NYC and Tech Head to Court

A few tech companies are suing the city because tensions between the Adams administration, and certain tech leaders have grown.

The Washington Post reported that earlier this month, Uber, DoorDash, and Grubhub had each filed a motion in New York Supreme Court seeking temporary restraining order against a rule that would have required these companies to pay their deliveries workers almost $18 per hour.

The New York Times reported that Airbnb was suing New York City in June for a law passed in 2021 - the last year under the de Blasio administration - that would have required hosts to undergo a lengthy registration process with the city in order to rent short term. The law will take effect on July 1.

People familiar with the situation say that Uber and Airbnb engaged privately with the Adams administration in the lead-up to the legal proceedings.
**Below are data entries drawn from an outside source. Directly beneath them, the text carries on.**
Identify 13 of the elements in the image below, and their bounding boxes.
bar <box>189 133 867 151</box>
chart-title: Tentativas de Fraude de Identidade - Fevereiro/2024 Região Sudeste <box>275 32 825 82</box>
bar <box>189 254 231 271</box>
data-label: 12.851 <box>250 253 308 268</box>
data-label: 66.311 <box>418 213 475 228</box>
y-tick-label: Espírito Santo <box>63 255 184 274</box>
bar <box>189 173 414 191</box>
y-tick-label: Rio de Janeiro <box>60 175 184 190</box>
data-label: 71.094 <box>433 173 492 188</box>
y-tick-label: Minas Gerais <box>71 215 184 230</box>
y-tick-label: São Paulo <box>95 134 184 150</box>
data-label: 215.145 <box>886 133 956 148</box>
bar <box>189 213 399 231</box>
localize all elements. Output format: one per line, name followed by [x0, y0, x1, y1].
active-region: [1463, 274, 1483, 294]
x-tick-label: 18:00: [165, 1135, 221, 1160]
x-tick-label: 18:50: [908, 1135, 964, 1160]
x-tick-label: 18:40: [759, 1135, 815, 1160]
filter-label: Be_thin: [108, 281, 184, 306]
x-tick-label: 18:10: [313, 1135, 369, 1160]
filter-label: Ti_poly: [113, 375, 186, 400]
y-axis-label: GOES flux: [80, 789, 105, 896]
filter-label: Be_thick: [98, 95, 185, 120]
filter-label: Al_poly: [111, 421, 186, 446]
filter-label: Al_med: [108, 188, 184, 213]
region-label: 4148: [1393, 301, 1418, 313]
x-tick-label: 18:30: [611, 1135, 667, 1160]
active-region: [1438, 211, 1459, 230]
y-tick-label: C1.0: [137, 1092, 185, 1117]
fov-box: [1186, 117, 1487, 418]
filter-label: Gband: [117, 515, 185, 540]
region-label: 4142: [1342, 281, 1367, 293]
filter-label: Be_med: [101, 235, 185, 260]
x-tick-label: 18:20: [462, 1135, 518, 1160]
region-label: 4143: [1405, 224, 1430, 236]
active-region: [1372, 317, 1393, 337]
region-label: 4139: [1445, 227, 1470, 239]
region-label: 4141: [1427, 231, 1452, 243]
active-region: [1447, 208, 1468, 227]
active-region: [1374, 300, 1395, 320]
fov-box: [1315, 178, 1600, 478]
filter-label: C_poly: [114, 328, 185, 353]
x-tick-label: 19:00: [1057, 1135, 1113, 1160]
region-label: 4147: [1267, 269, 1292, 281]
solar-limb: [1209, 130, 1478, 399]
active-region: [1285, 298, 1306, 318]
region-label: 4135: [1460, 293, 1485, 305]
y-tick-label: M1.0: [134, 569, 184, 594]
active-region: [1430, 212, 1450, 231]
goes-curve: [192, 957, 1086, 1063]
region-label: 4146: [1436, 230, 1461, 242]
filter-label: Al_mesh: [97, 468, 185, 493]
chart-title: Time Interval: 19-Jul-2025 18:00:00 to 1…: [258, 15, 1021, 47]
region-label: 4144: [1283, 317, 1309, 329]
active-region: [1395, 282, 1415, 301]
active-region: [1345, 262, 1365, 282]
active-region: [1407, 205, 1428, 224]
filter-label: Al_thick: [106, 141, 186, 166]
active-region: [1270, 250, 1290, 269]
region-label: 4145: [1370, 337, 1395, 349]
According to someone with first-hand knowledge, Airbnb officials spoke to close advisers of Adams beginning last summer, and continuing through this year. Airbnb's billionaire founder Nathan Blecharczyk and Frank Carone, Adams’ then-chief of staff, met in September.

Blecharczyk, along with the other Airbnb officials, tried to explain Carone how their company and administration could come together to resolve their differences regarding short-term rentals. Carone appeared to be interested in working on solutions with Airbnb through these meetings, such as possibly pursuing the legal framework that was proposed by the company.

Again, however, there was little progress in the discussions. A person with knowledge of the situation said that "talks were positive and solutions had to be found."